執筆記事:「社長の風景」(現代ビジネス)、「火力発電所奮闘記」(『VOICE』)、「ビジネスの筋トレ」(『フレッシャーズ』)、「就職活動セミナー」(『資格の学校TAC』)

第1回 『キユーピー具のソース』 開発者
キユーピー株式会社 渡辺智子さん(36)

わたなべ・ともこ/商品開発本部 フードサービス開発部 戦略チーム。
両手に持っているのが、自身が開発したヒット商品『キユーピー具のソース』。

 本来は、商品開発本部でコピーをとったり、資料を集めたりする事務職員として入社したはずだった。しかし、渡辺は入社直後から、歴戦のマーケッターに自分なりの疑問や考えを伝え続けた。

 「生意気だったと思います。商品のパッケージのレシピ例を作っている同僚に『お休みの日にそんな面倒な料理、主婦は作りませんよ』なんて言ってました。場合によっては上司から『ゴチャゴチャ言わずにやることやれ!』と言われてもおかしくなかったでしょうね」

 だが彼女は、自分が感じたことを、ただ言い立てていたわけではなかった。

与えられた以上の仕事を10年間、
地道に続けて巡ってきたチャンス

 「実はコピーをとる時、書類の中身にも必ず目を通して、例えば“今や揚げ物は家で揚げるものでなく、スーパーで買うもの”とか“一人暮らしの女性の中には、包丁を持っていない方も多い”といったデータを見ていました。興味があったんです」

 彼女の私見は、いつしか“貴重な女性の意見”として男性の上司などに重宝されるようになっていった。事務職員と総合職の垣根を越え、役に立っていた。

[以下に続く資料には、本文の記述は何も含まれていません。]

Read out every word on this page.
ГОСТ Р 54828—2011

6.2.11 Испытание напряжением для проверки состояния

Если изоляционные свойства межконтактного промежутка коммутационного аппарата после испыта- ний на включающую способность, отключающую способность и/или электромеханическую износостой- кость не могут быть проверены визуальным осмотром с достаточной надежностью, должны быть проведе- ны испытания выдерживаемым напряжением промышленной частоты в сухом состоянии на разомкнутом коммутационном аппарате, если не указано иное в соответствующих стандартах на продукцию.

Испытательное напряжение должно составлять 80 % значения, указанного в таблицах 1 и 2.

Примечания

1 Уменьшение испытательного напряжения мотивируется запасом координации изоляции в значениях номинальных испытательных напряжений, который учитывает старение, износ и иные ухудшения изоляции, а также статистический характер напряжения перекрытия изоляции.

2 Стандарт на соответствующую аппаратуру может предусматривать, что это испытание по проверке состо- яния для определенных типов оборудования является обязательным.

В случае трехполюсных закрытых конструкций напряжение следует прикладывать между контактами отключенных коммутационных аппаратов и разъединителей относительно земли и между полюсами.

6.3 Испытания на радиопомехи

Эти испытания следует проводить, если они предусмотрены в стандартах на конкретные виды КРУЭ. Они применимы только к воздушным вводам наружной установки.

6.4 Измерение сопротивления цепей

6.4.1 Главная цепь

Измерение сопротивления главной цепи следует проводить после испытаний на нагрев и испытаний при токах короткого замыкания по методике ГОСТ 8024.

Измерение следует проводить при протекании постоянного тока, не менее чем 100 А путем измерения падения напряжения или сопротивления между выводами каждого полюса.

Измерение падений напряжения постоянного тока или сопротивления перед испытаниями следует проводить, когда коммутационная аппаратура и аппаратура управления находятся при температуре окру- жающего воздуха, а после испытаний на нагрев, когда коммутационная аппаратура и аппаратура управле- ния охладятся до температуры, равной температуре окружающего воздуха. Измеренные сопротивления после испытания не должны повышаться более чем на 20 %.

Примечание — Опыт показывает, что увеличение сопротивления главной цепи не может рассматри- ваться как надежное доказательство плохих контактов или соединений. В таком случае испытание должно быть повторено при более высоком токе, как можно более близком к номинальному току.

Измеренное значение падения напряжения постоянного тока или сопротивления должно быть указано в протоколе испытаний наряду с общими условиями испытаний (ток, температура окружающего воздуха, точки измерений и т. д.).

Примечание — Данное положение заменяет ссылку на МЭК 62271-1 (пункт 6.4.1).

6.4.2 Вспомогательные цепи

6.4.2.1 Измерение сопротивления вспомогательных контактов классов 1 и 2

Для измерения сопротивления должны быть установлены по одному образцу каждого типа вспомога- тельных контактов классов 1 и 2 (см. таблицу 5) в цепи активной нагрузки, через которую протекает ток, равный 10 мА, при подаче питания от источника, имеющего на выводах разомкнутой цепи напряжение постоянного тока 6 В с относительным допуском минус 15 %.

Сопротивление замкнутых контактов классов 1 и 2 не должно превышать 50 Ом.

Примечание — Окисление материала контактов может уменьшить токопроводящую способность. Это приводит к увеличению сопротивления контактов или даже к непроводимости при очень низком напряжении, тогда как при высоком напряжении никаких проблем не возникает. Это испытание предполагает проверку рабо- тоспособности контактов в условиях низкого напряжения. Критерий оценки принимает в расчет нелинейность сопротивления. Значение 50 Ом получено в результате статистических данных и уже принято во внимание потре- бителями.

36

 「企画案を出しても、客観的なデータが足りず、案を通せなかった先輩に『こんなデータを見つけました!』なんて出したりしていました」

 彼女は10年間、そんな仕事を続けた。結果、上司に認められ、社内の『マーケッターアワード』という新商品の案を出し合うコンテストに企画書を出すよう勧められた。この時考えたものが『具のソース』の原案だった。

 「例えば、仕事終わりにスーパーで揚げ物を買って帰ったものの“そのままお皿に並べて出すのは家族に悪い”と思っている女性が多かったんです。そこで“具だくさんで、かけるだけでごちそうになるソースがあればいいのに”と思ったんですね」

主婦の心をつかみ、年間8億円の大ヒット

 女性が忙しい時代だ。駅ナカに、内装がオシャレでパッと食事が摂れるお店が増えているのも、以前は男の聖域だった“立ち食いそば”を女性向けにしたもの、と言える。彼女のプレゼンは、見事にマーケットの動向を捉えていたのだ。

 いち事務職員の案は、コンテストで最優秀賞を受賞。その後、商品化する運びとなり、大ヒットに至った。発売後、主婦の支持を集め、売り上げは年間8億円という強気の予想の1.5倍を記録した。

 「社内で“自分”を出していくのって恥ずかしいことだと思うんです。でも、私は自分がやりたいことを伝え、アイデアも出し続けました。商品開発ができるようになったのは、その結果だと思います」

POINT
◆大きな仕事を任せてもらえない時は?
「私にはできる!」という気負いがあったとしても「実績」がなければ任せてもらえない。そして「実績」は、自分が誇るものでなく、周囲が認めてくれるものなのだ。
渡辺氏は「やっておいて」と言われた仕事を終えればOKと思わず、先輩や上司の立場で必要なことがあれば何でもやった。彼女が話す。
「相手が何で悩んでいるか、何をしたらうれしいか、想像力を働かせることって大事だと思いますよ」
彼女が社内で認められたのは必然だった。なお彼女は、事務職員の頃から、休日に食品業界のセミナーなどへ出席するなど、準備を怠っていなかった。